Quando uscì il volume di Hitler, pochi mesi prima a Wall Street era esplosa la Grande Depressione. Fino a quel momento, la pur fragile Repubblica di Weimar aveva condotto la Germania fuori dagli abissi in cui si era ridotta dopo la I Guerra Mondiale e, nel 1925, quando il Fuhrer aveva pubblicato la prima parte del suo Credo, non se l’era filato nessuno. Dopo Wall Street, com’è noto, invece mutarono prospettive e percezioni.
Marx ed Engels scrissero quelle parole tre anni dopo il 1848, anno del Manifesto e di un’ampia serie di scossoni politici e sociali che attraversarono l’Europa al punto che “Un Quarantotto” divenne un’antonomasia, cioè una figura retorica per dire: disordine, instabilità politica ed economica, rivolgimenti, malcontento estremo.
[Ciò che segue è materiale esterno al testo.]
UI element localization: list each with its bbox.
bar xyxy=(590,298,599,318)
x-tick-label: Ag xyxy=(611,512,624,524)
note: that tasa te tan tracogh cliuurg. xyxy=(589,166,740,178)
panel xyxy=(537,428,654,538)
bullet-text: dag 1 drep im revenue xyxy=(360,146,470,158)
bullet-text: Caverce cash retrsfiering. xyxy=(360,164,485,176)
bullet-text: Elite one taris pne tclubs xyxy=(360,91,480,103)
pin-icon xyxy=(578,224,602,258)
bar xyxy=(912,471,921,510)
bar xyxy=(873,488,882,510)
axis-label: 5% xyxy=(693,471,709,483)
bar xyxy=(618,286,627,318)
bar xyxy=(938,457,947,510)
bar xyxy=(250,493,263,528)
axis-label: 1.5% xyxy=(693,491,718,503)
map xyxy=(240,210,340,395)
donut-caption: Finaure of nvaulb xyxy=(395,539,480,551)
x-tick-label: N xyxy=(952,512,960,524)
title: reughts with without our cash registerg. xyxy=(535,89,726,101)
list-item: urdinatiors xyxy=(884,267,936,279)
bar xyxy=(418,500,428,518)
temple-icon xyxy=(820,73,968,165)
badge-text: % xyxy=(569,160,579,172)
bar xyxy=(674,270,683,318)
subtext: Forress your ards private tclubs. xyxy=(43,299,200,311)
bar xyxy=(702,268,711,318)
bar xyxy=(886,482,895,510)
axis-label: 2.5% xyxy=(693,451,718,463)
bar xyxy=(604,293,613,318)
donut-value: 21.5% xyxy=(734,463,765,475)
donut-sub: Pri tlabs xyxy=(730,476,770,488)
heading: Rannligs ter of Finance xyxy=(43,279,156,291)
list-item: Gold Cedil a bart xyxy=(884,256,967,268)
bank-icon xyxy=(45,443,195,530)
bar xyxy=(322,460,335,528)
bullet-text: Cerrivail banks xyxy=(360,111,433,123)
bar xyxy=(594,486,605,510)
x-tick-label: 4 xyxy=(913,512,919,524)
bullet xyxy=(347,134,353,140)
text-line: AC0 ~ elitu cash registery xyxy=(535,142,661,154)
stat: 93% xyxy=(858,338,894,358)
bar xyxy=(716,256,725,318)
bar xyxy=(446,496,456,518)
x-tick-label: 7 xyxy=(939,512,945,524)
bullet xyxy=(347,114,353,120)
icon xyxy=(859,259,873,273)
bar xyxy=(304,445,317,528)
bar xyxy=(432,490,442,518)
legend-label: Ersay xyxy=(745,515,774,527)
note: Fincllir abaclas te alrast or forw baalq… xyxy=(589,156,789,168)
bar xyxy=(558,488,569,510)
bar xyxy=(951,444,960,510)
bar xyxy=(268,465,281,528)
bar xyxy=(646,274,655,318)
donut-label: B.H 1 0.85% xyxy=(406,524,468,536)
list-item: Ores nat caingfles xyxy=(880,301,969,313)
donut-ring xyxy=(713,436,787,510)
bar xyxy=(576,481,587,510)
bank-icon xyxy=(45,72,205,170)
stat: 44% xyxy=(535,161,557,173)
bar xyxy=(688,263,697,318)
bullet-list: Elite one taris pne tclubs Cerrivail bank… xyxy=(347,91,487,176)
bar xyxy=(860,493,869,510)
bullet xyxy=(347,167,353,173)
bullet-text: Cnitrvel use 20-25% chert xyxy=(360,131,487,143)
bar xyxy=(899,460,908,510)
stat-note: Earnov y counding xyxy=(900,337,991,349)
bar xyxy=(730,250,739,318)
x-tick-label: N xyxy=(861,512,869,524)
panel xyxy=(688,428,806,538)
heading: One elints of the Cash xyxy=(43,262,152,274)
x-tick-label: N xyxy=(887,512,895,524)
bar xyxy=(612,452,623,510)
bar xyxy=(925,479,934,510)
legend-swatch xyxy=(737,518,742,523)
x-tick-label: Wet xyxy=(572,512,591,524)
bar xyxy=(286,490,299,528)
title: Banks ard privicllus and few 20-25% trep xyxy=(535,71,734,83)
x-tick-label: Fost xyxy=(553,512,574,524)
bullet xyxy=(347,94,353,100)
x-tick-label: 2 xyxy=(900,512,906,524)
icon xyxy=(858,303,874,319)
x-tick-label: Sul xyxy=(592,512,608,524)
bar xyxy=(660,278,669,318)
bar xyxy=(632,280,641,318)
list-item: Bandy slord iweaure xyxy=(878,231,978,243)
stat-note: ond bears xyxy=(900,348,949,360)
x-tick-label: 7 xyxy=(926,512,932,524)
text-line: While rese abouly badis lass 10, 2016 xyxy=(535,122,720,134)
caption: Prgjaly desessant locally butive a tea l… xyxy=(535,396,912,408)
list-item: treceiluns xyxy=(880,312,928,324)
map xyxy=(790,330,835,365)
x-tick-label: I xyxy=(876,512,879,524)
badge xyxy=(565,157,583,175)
Ci sono le parole e ci sono i contesti. E i nessi causali sono sempre ipotetici e vulnerabili. Come le similitudini e le analogie. Tuttavia non tutto quello che è accaduto in passato deve necessariamente risultare inutile. Basta volerlo.
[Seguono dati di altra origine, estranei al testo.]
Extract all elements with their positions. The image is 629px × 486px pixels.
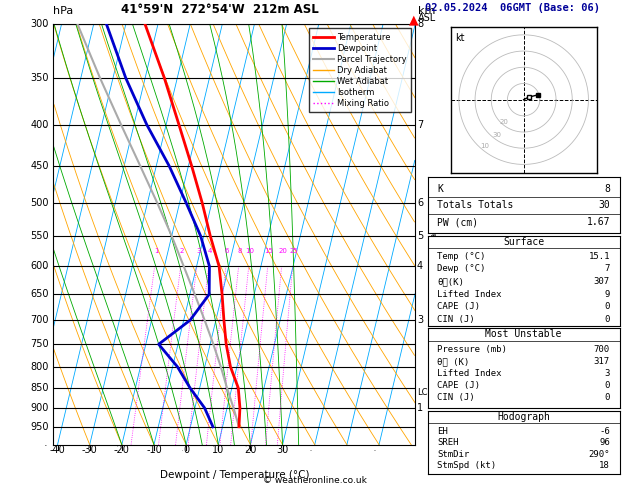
Text: ▲: ▲ [409, 13, 419, 26]
Text: 450: 450 [31, 161, 49, 171]
Text: 25: 25 [289, 248, 298, 255]
Text: 15: 15 [264, 248, 274, 255]
Text: 3: 3 [604, 369, 610, 378]
Text: 850: 850 [31, 383, 49, 393]
Text: 9: 9 [604, 290, 610, 299]
Text: 8: 8 [604, 184, 610, 193]
Text: 02.05.2024  06GMT (Base: 06): 02.05.2024 06GMT (Base: 06) [425, 2, 599, 13]
Text: 6: 6 [225, 248, 230, 255]
Text: © weatheronline.co.uk: © weatheronline.co.uk [262, 476, 367, 485]
Text: 20: 20 [278, 248, 287, 255]
Text: 3: 3 [196, 248, 201, 255]
Text: 15.1: 15.1 [589, 252, 610, 261]
Text: 600: 600 [31, 261, 49, 271]
Text: -10: -10 [146, 445, 162, 455]
Text: PW (cm): PW (cm) [437, 217, 479, 227]
Text: 20: 20 [244, 445, 257, 455]
Text: LCL: LCL [417, 387, 432, 397]
Text: km: km [418, 5, 436, 16]
Text: 750: 750 [30, 339, 49, 349]
Text: kt: kt [455, 33, 465, 43]
Text: Mixing Ratio (g/kg): Mixing Ratio (g/kg) [430, 191, 438, 278]
Text: Lifted Index: Lifted Index [437, 290, 502, 299]
Text: CAPE (J): CAPE (J) [437, 382, 481, 390]
Text: 30: 30 [598, 200, 610, 210]
Text: 10: 10 [481, 143, 489, 149]
Text: 550: 550 [30, 231, 49, 241]
Text: -30: -30 [82, 445, 97, 455]
X-axis label: Dewpoint / Temperature (°C): Dewpoint / Temperature (°C) [160, 470, 309, 480]
Text: 41°59'N  272°54'W  212m ASL: 41°59'N 272°54'W 212m ASL [121, 2, 319, 16]
Text: Pressure (mb): Pressure (mb) [437, 345, 507, 354]
Text: 400: 400 [31, 120, 49, 130]
Text: 10: 10 [212, 445, 225, 455]
Text: hPa: hPa [53, 5, 74, 16]
Text: CIN (J): CIN (J) [437, 393, 475, 402]
Text: 96: 96 [599, 438, 610, 448]
Text: -6: -6 [599, 427, 610, 436]
Text: -20: -20 [114, 445, 130, 455]
Text: -40: -40 [50, 445, 65, 455]
Text: 2: 2 [180, 248, 184, 255]
Text: 30: 30 [277, 445, 289, 455]
Text: Dewp (°C): Dewp (°C) [437, 264, 486, 274]
Text: CAPE (J): CAPE (J) [437, 302, 481, 311]
Text: Hodograph: Hodograph [497, 412, 550, 422]
Text: 7: 7 [604, 264, 610, 274]
Text: 300: 300 [31, 19, 49, 29]
Text: Most Unstable: Most Unstable [486, 330, 562, 339]
Text: 18: 18 [599, 461, 610, 470]
Text: 0: 0 [604, 393, 610, 402]
Text: K: K [437, 184, 443, 193]
Text: θᴄ(K): θᴄ(K) [437, 277, 464, 286]
Text: ASL: ASL [418, 13, 437, 23]
Legend: Temperature, Dewpoint, Parcel Trajectory, Dry Adiabat, Wet Adiabat, Isotherm, Mi: Temperature, Dewpoint, Parcel Trajectory… [309, 29, 411, 112]
Text: 8: 8 [417, 19, 423, 29]
Text: CIN (J): CIN (J) [437, 315, 475, 324]
Text: 6: 6 [417, 198, 423, 208]
Text: 800: 800 [31, 362, 49, 372]
Text: 10: 10 [245, 248, 255, 255]
Text: 3: 3 [417, 315, 423, 325]
Text: 650: 650 [31, 289, 49, 299]
Text: 20: 20 [500, 119, 509, 125]
Text: 4: 4 [417, 261, 423, 271]
Text: Surface: Surface [503, 237, 544, 247]
Text: StmSpd (kt): StmSpd (kt) [437, 461, 496, 470]
Text: 317: 317 [594, 357, 610, 366]
Text: 0: 0 [183, 445, 189, 455]
Text: 307: 307 [594, 277, 610, 286]
Text: 0: 0 [604, 382, 610, 390]
Text: 290°: 290° [589, 450, 610, 459]
Text: Temp (°C): Temp (°C) [437, 252, 486, 261]
Text: 8: 8 [238, 248, 242, 255]
Text: 1: 1 [154, 248, 159, 255]
Text: Totals Totals: Totals Totals [437, 200, 514, 210]
Text: 700: 700 [31, 315, 49, 325]
Text: 900: 900 [31, 403, 49, 413]
Text: StmDir: StmDir [437, 450, 470, 459]
Text: 1: 1 [417, 403, 423, 413]
Text: Lifted Index: Lifted Index [437, 369, 502, 378]
Text: 700: 700 [594, 345, 610, 354]
Text: 0: 0 [604, 315, 610, 324]
Text: θᴄ (K): θᴄ (K) [437, 357, 470, 366]
Text: 4: 4 [208, 248, 212, 255]
Text: 7: 7 [417, 120, 423, 130]
Text: 350: 350 [31, 73, 49, 83]
Text: 30: 30 [493, 132, 501, 138]
Text: 5: 5 [417, 231, 423, 241]
Text: 1.67: 1.67 [586, 217, 610, 227]
Text: EH: EH [437, 427, 448, 436]
Text: 500: 500 [31, 198, 49, 208]
Text: 0: 0 [604, 302, 610, 311]
Text: 950: 950 [31, 422, 49, 432]
Text: SREH: SREH [437, 438, 459, 448]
Contro l’Euro chi scrive si è espresso più volte. Solo che criticare l’Euro tacendo di chi ne promosse l’introduzione in Italia, omettendo ogni reale coinvolgimento del Popolo Sovrano, camuffando il più grande rivolgimento geopolitico e di sovranità dai tempi di Carlo Magno come una faccenduola contabile, deliberatamente occultando i negoziati che la precedettero e il costo reale per il Paese, ecco criticare l’Euro senza parlare dei suoi Padri, in realtà non significa nulla, cari Spinelli e Maltese della lista Tsipras, caro Grillo, caro Salvini, cari Fratelli d’Italia; dov’eravate nel 1993? E nel 1996? Cosa scriveste o diceste sui referendum Segni del 1991? E sull’abbattimento asimmetrico della Prima Repubblica? Ad agitare manette in Parlamento? A circondarlo, chiedendogli di arrendersi? Ad inviare fax ad Antonio di Pietro? Ed oggi? A proporre Prodi o Rodotà come Presidenti della Repubblica? A straparlare di lupara bianca? Di processi popolari?
Se non si ristabilisce il valore delle parole, se non si pretende che traducano una serietà profonda e risalente, sperimentata e convalidata da scelte e sconfitte, da prezzi pagati e cicatrici, la critica all’Euro serve solo a bruciare ogni critica all’Euro.
Che è e rimane la questione delle questioni e meriterebbe di essere posta e affrontata in un contesto diverso da quello di un bar.
L’invocazione, ad opera di Organi statuali titolari dell’azione penale, di un “commissariamento europeo”, fatta allora in piena ubriacatura per l’Euro, delinea una singolare coincidenza, alla luce degli accadimenti successivi. Cioè: l’Euroburocrazia e una certa burocrazia nostrana paiono avere una “vision” spiccatamente ostile alla sovranità nazionale. S’intende, sempre in nome di un’immancabile buona, anzi, ottima, intenzione. L’Ordine Contabile, in un caso, la Lotta alla Mafia, nell’altro.
E mentre deputati e senatori, amministratori ed esponenti partitici attuali sembra facciano a gara nel rendersi indifendibili da una marea montante di disprezzo e di odio, la tentazione di sospendere l’ordinario funzionamento delle istituzioni repubblicane e democratiche serpeggia ed olezza. Solo che, per passare dal mugugno da bar alle Purghe, il passo, a volte, può risultare più breve di quanto si pensi. E sempre in forme legittime.
Ci sono le parole e ci sono i contesti. E i nessi causali sono sempre ipotetici e vulnerabili. Come le similitudini e le analogie. Tuttavia tutto quello che è accaduto in passato può sempre riproporsi e persino peggiorare. Basta ignorarlo.